Retailers will now pay suppliers their dues within a stipulated time according to a new directive by the government.
The newly launched Retail Code of Practice states that retailers will be penalised if they fail to adhere to the new guidelines. The move is part of Kenyan government initiative to enhance self-regulation in the industry previously dogged with cash crunch that affected the value chain due to payment delays to suppliers.
Present at the launch was the technical committee comprised of the Association of Kenya Suppliers, Kenya Association of Manufacturers, Retail Traders Association of Kenya (Retrak) and other players in the private sector.
“This move is expected to remedy any potential squeeze on cash flow to allow business thrive,” Trade Principal Secretary Chris Kiptoo said.
He added that the code would make the industry more vibrant, encourage self-regulation and harmonize retailer-supplier engagements.
Supermarkets have been delaying to pay suppliers, particularly those from small and medium enterprises (SMEs).
In October 2016, suppliers of fresh produce and processed products complained that the supermarkets withheld an estimated Ksh40 billion, injuring their cash flows and even forcing some of them into bankruptcy.

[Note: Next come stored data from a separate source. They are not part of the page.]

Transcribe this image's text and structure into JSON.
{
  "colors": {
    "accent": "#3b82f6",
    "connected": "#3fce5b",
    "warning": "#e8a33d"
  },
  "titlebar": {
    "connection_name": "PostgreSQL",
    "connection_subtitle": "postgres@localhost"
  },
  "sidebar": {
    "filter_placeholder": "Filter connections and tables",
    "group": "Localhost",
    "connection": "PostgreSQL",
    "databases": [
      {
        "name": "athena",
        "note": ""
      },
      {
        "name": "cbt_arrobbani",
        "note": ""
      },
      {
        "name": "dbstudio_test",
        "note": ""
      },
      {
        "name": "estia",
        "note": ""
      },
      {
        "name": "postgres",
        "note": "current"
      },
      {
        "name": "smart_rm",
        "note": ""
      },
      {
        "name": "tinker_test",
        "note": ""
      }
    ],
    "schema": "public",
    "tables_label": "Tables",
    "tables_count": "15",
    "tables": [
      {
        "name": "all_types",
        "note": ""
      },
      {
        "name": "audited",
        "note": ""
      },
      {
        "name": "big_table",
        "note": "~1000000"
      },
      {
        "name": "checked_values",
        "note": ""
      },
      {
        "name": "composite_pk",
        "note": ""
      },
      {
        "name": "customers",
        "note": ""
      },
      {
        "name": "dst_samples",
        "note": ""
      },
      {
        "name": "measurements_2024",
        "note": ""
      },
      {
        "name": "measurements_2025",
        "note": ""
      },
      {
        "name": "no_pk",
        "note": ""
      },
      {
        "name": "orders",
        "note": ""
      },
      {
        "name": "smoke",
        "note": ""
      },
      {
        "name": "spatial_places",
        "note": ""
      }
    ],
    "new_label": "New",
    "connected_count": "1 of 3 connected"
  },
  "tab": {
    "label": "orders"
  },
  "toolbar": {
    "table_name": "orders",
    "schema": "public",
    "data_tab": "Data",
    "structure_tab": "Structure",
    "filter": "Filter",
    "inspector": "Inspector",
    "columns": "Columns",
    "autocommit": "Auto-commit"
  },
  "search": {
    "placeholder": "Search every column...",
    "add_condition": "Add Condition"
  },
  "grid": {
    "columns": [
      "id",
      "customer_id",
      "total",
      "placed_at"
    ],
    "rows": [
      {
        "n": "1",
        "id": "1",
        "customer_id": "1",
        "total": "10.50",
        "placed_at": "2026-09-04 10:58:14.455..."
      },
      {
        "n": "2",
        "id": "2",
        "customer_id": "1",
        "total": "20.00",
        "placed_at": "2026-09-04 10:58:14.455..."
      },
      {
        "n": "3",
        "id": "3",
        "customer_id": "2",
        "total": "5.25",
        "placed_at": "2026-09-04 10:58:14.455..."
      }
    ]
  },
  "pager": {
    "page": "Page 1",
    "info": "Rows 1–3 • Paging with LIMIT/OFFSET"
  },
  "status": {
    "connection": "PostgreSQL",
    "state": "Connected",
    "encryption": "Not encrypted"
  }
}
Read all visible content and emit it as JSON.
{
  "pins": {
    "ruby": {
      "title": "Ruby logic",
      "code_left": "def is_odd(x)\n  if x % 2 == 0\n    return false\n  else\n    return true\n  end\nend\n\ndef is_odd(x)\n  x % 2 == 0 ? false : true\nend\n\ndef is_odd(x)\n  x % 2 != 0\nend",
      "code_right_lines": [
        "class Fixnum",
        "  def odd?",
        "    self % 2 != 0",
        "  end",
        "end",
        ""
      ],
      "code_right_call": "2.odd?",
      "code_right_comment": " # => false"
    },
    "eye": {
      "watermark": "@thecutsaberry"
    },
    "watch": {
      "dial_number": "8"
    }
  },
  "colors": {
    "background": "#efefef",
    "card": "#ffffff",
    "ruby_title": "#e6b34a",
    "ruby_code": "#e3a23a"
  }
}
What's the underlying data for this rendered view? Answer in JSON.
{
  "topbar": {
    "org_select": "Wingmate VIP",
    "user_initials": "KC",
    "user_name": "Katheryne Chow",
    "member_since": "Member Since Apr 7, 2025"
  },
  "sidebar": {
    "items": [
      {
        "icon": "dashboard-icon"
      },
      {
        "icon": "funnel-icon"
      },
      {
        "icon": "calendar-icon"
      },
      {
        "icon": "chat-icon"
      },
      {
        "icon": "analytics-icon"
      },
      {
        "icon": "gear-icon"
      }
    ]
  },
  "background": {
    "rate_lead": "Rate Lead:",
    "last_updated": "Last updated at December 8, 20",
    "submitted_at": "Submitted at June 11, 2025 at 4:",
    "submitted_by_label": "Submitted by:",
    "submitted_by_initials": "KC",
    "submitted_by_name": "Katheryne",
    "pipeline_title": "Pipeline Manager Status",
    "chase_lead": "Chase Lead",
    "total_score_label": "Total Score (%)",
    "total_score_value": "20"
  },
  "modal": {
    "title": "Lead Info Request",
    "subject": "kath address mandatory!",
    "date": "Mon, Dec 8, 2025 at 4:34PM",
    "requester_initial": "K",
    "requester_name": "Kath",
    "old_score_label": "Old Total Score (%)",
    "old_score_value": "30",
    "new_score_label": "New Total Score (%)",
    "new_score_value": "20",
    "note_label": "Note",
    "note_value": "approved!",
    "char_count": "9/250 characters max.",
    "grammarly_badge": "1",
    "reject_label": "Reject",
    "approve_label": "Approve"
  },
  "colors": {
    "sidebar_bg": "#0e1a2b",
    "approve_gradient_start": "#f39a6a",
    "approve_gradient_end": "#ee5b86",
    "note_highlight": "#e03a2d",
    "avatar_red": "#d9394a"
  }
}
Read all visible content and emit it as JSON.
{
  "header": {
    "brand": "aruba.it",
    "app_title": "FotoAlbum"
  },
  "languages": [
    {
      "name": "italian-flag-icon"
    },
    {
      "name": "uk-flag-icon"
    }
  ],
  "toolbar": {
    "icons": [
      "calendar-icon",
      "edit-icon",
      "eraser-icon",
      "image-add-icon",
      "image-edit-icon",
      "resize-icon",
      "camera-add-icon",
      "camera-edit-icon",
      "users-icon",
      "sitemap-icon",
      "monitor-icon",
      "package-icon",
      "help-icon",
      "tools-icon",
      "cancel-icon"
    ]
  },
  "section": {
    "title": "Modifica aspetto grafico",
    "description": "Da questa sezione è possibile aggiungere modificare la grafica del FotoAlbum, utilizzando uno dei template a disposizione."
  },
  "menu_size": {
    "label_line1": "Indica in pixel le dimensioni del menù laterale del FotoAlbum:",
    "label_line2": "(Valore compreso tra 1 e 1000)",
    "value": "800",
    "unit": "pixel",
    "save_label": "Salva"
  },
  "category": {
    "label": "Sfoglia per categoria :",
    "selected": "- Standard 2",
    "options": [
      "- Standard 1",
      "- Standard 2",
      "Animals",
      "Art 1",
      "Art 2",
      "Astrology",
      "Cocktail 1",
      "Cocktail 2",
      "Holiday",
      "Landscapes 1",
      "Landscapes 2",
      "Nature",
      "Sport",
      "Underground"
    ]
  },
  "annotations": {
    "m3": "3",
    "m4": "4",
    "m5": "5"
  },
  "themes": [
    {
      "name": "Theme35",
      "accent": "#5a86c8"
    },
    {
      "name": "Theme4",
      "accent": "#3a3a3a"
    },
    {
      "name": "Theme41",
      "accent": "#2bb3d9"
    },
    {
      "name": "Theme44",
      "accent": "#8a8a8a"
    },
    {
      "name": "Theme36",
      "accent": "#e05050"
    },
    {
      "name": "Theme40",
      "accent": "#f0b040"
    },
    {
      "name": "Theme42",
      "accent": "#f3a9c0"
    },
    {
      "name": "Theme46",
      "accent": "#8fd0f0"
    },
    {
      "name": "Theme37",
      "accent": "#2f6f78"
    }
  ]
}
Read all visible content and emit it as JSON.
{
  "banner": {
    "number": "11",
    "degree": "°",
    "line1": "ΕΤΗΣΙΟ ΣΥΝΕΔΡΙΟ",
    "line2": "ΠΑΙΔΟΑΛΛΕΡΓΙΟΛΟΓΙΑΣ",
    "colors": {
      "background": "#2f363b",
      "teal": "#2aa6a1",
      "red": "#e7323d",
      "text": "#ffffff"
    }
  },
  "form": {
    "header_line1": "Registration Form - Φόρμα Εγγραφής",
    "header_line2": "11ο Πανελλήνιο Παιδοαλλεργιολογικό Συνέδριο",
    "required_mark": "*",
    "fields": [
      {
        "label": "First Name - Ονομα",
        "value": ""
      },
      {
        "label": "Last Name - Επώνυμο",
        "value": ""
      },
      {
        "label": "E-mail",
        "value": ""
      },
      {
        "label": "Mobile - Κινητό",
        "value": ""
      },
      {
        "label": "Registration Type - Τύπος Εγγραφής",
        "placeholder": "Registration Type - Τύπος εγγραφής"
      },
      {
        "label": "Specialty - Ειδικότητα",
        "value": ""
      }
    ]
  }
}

The code gives retailers a window to notify their suppliers in seven days or within 24 hours of any anomalies for perishable goods that could affect payment arrangements.
In case of conflicts involving retailers and suppliers the retail code of practice assures “disputes to be resolved by retail trade dispute settlement committee (Section 18).”
These regulations will soon be anchored on Trade Development Act whose process of enactment is at an advanced stage.